THE HEARSAY ON THE FORMER PRESIDENTS BILL SHOULD BE CLARIFIED

135

Where the facts are evident hearsay and rumours are impermissible. Law makers should read and understand their bill. Those who also wish to make comments should gather facts before stating opinions.

Evidence based opinions facilitate the holding of constructive national conversation of a subject matter that is of national concern or interest. There are comments by National Assembly members and others indicating that the bill is introduced for Ex-President Jammeh to benefit or not to benefit.

The substance of the Bill and its implication are yet to be fully explained to the Gambian population. This is why Foroyaa has taken full responsibility to clarify matters in order to put an end to the wrangling.

First and foremost, a National Assembly member or a member of the public should always question whether the substance of a bill is new or is meant to amend or repeal an existing Act. If the bill intends to amend or repeal an existing Act, then one must compare the clauses and Schedule of the Bill with the provisions and Schedule of the Act it intends to amend or repeal.

In that regard, clause 18 of the Bill that was introduced categorically states that, The Former Presidents (Offices, Allowances and other Benefits) Act is repealed which confirms that there is already an existing Act providing for benefits of former presidents of The Gambia since 2006.

Former President Jawara has benefitted from this Act up to his passing away. The only other person who could have benefitted from this is Former President Jammeh who ceased to hold office on 19th January 2017.

We are not aware that from 20th January 2017 to the 2nd November 2023, when the Bill was introduced that he had either claimed or received his benefits.

The Bill which is introduced should therefore be considered on the basis of its merits. This could only be done by comparing what was offered to a former president by the Act and what the Bill sought to replace.

It is now necessary to look at the content of the Act and weigh the benefits against what the Bill aims to accord to a former president. The benefits could be divided into pension, gratuity, office, residence, medical care, holiday and entitlement to spouse after the demise of a former president.

In terms of the Act, the monthly allowance of a former president is fixed at D50,000 which is D600,000 per annum. The Bill considers this sum to be inadequate. The government Bill therefore proposes that a former president should be paid a monthly pension equal to the monthly salary of the serving president. The National Assembly members who took part in the debate considered that a former president should receive 80 per cent of what the serving president is receiving. This is how matters stand regarding monthly pay.

If the debate was to be constructive, Gambians must remember the convergence principle of the Ecowas Protocol on Democracy and Good Governance.

Chapter 1 deals with “Constitutional Convergence Principles”. Article 1 reads: The following shall be declared as constitutional principles shared by all Member States: ….. (p) All former Heads of State shall enjoy a special status including freedom of movement. They shall enjoy special benefits compatible to their status as former Heads of State.”

What is required is to weigh cost of living and anticipate the living standard a former president should have in order to encourage those who occupy the office to be honest when they serve and not to over stay for fear of life after the presidency. Whatever they determine should be reasonable and justifiable.

Foroyaa therefore poses the question: What is reasonable and justifiable?
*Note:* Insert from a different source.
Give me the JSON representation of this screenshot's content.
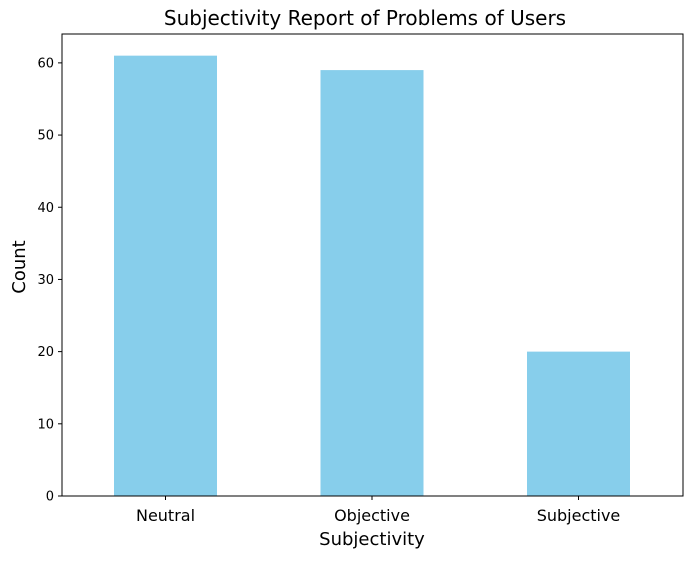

These are the questions.

Secondly, the Act did not provide any gratuity for a former president. The Bill however seeks to provide gratuity equivalent to the salary of a former president at the time of leaving office multiplied by six.

Thirdly, the Act provides for the state to maintain an office with a maximum staff of four for a former president. In short, a former president will continue to perform public duty.
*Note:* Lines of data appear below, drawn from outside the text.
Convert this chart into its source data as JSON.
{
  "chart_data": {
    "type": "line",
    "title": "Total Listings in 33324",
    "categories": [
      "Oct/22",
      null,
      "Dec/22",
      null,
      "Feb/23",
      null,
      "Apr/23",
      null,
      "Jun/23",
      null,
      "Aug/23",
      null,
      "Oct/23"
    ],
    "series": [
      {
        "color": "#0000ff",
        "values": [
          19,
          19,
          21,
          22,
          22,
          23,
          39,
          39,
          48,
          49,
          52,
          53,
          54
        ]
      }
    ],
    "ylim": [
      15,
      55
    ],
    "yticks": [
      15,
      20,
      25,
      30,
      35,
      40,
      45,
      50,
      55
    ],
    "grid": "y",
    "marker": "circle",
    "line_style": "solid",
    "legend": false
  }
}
The Bill also seeks to maintain an office of a former president and in this respect, the staff are a minimum of four, unlike the Act which requires a maximum of four.

Fourthly, the Act provided for the office of a former president to be provided with three vehicles to be fuelled and maintained by the state. The Bill also makes provision for three transports, but qualifies them to be new and replaceable every five years.
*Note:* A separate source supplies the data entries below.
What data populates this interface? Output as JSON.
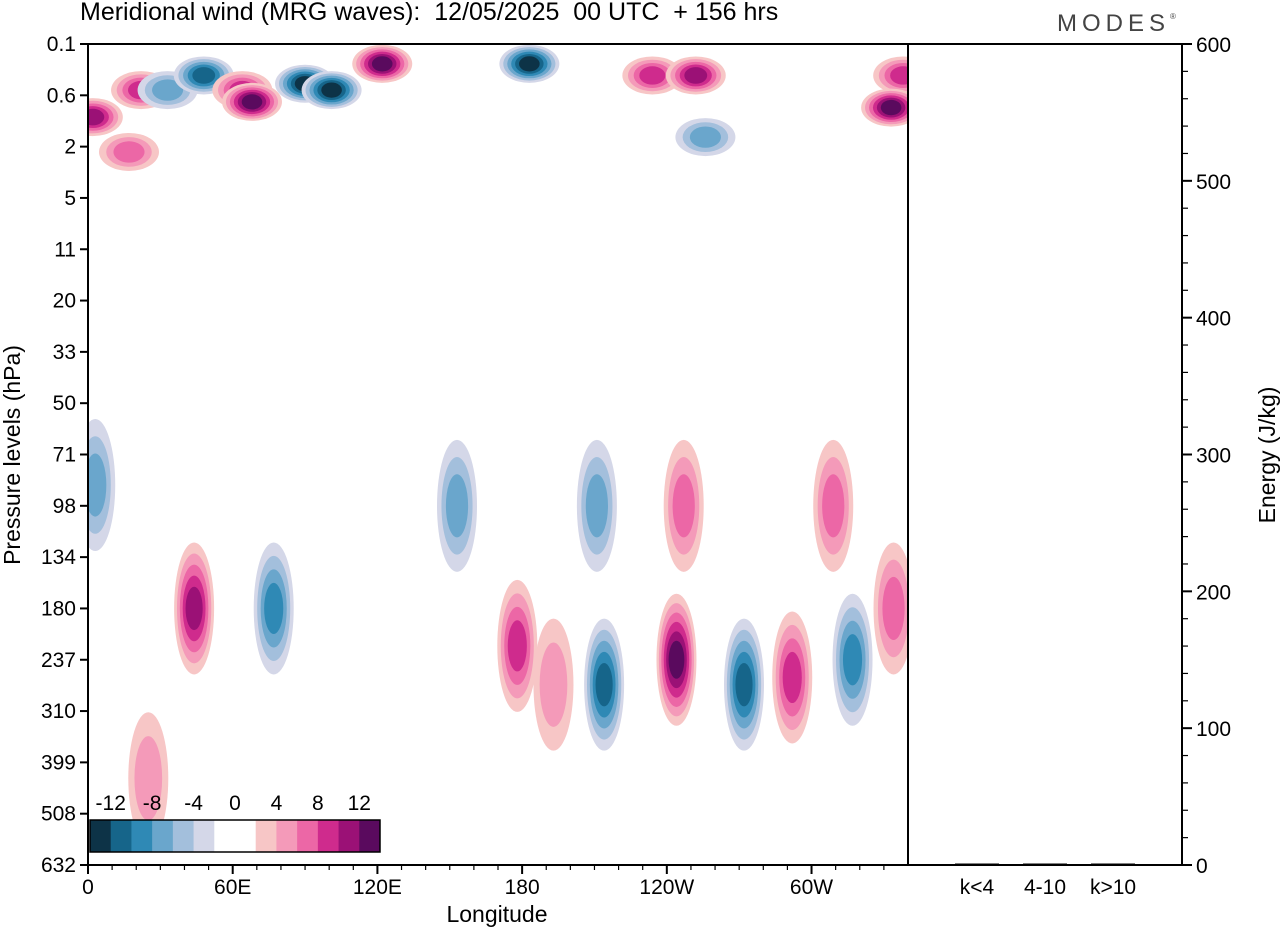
{
  "header": {
    "title": "Meridional wind (MRG waves):  12/05/2025  00 UTC  + 156 hrs",
    "brand": "MODES",
    "brand_mark": "®"
  },
  "chart_data": [
    {
      "type": "heatmap",
      "title": "Meridional wind (MRG waves):  12/05/2025  00 UTC  + 156 hrs",
      "xlabel": "Longitude",
      "ylabel": "Pressure levels (hPa)",
      "x_tick_labels": [
        "0",
        "60E",
        "120E",
        "180",
        "120W",
        "60W"
      ],
      "x_tick_longitudes": [
        0,
        60,
        120,
        180,
        240,
        300
      ],
      "xlim": [
        0,
        340
      ],
      "y_tick_labels": [
        "0.1",
        "0.6",
        "2",
        "5",
        "11",
        "20",
        "33",
        "50",
        "71",
        "98",
        "134",
        "180",
        "237",
        "310",
        "399",
        "508",
        "632"
      ],
      "colorbar": {
        "labels": [
          "-12",
          "-8",
          "-4",
          "0",
          "4",
          "8",
          "12"
        ],
        "levels": [
          -14,
          -12,
          -10,
          -8,
          -6,
          -4,
          -2,
          2,
          4,
          6,
          8,
          10,
          12,
          14
        ],
        "colors": [
          "#0d3347",
          "#16658a",
          "#2f89b5",
          "#6aa6cc",
          "#a3bfdc",
          "#d4d7e8",
          "#ffffff",
          "#ffffff",
          "#f7c6c6",
          "#f49ab9",
          "#ec67a6",
          "#cf2b8d",
          "#9b1176",
          "#5a0a5e"
        ]
      },
      "features": [
        {
          "lon": 2,
          "lev": 1.0,
          "value": 10
        },
        {
          "lon": 22,
          "lev": 0.5,
          "value": 7
        },
        {
          "lon": 33,
          "lev": 0.5,
          "value": -6
        },
        {
          "lon": 48,
          "lev": 0.3,
          "value": -9
        },
        {
          "lon": 64,
          "lev": 0.5,
          "value": 7
        },
        {
          "lon": 68,
          "lev": 0.7,
          "value": 11
        },
        {
          "lon": 90,
          "lev": 0.4,
          "value": -11
        },
        {
          "lon": 101,
          "lev": 0.5,
          "value": -13
        },
        {
          "lon": 122,
          "lev": 0.2,
          "value": 13
        },
        {
          "lon": 183,
          "lev": 0.2,
          "value": -14
        },
        {
          "lon": 234,
          "lev": 0.3,
          "value": 8
        },
        {
          "lon": 252,
          "lev": 0.3,
          "value": 9
        },
        {
          "lon": 338,
          "lev": 0.3,
          "value": 8
        },
        {
          "lon": 333,
          "lev": 0.8,
          "value": 12
        },
        {
          "lon": 256,
          "lev": 1.6,
          "value": -5
        },
        {
          "lon": 17,
          "lev": 2.2,
          "value": 5
        },
        {
          "lon": 44,
          "lev": 180,
          "value": 9
        },
        {
          "lon": 77,
          "lev": 180,
          "value": -8
        },
        {
          "lon": 153,
          "lev": 98,
          "value": -6
        },
        {
          "lon": 178,
          "lev": 220,
          "value": 7
        },
        {
          "lon": 193,
          "lev": 270,
          "value": 4
        },
        {
          "lon": 211,
          "lev": 98,
          "value": -6
        },
        {
          "lon": 214,
          "lev": 270,
          "value": -9
        },
        {
          "lon": 247,
          "lev": 98,
          "value": 6
        },
        {
          "lon": 244,
          "lev": 237,
          "value": 12
        },
        {
          "lon": 272,
          "lev": 270,
          "value": -10
        },
        {
          "lon": 292,
          "lev": 260,
          "value": 8
        },
        {
          "lon": 317,
          "lev": 237,
          "value": -8
        },
        {
          "lon": 309,
          "lev": 98,
          "value": 5
        },
        {
          "lon": 334,
          "lev": 180,
          "value": 6
        },
        {
          "lon": 3,
          "lev": 86,
          "value": -5
        },
        {
          "lon": 25,
          "lev": 430,
          "value": 4
        }
      ]
    },
    {
      "type": "bar",
      "ylabel": "Energy (J/kg)",
      "ylim": [
        0,
        600
      ],
      "y_tick_labels": [
        "0",
        "100",
        "200",
        "300",
        "400",
        "500",
        "600"
      ],
      "categories": [
        "k<4",
        "4-10",
        "k>10"
      ],
      "values": [
        0,
        1,
        0
      ]
    }
  ]
}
Fifthly, the Act did not mention residence, but the Bill requires the state to maintain either the house provided for a former president or his or her residence.

The Act and the Bill both make provision for annual vacation of one month for former president and spouse with free tickets and per diem. Both Act and Bill also make provision for medical care of former president including treatment abroad.

The Act makes no provision for payment of allowance to a surviving spouse for life when a former president passes away. The Bill on the other hand stipulates the payment of monthly allowance equivalent to 25% of the salary of a serving president.

This is how matters stand.

If presidents have two terms a country will have ten presidents in a century. Now we have a situation in the Gambia where a president served for 30 years and another for 22 years. How are we to put an end to this should be our primary preoccupation? We should come up with a realistic and justifiable package where former presidents continue to serve after leaving the presidency so that no one can stay in office for long. This is the task that we must address as a people, leaving all partisan or sectionalist feelings aside.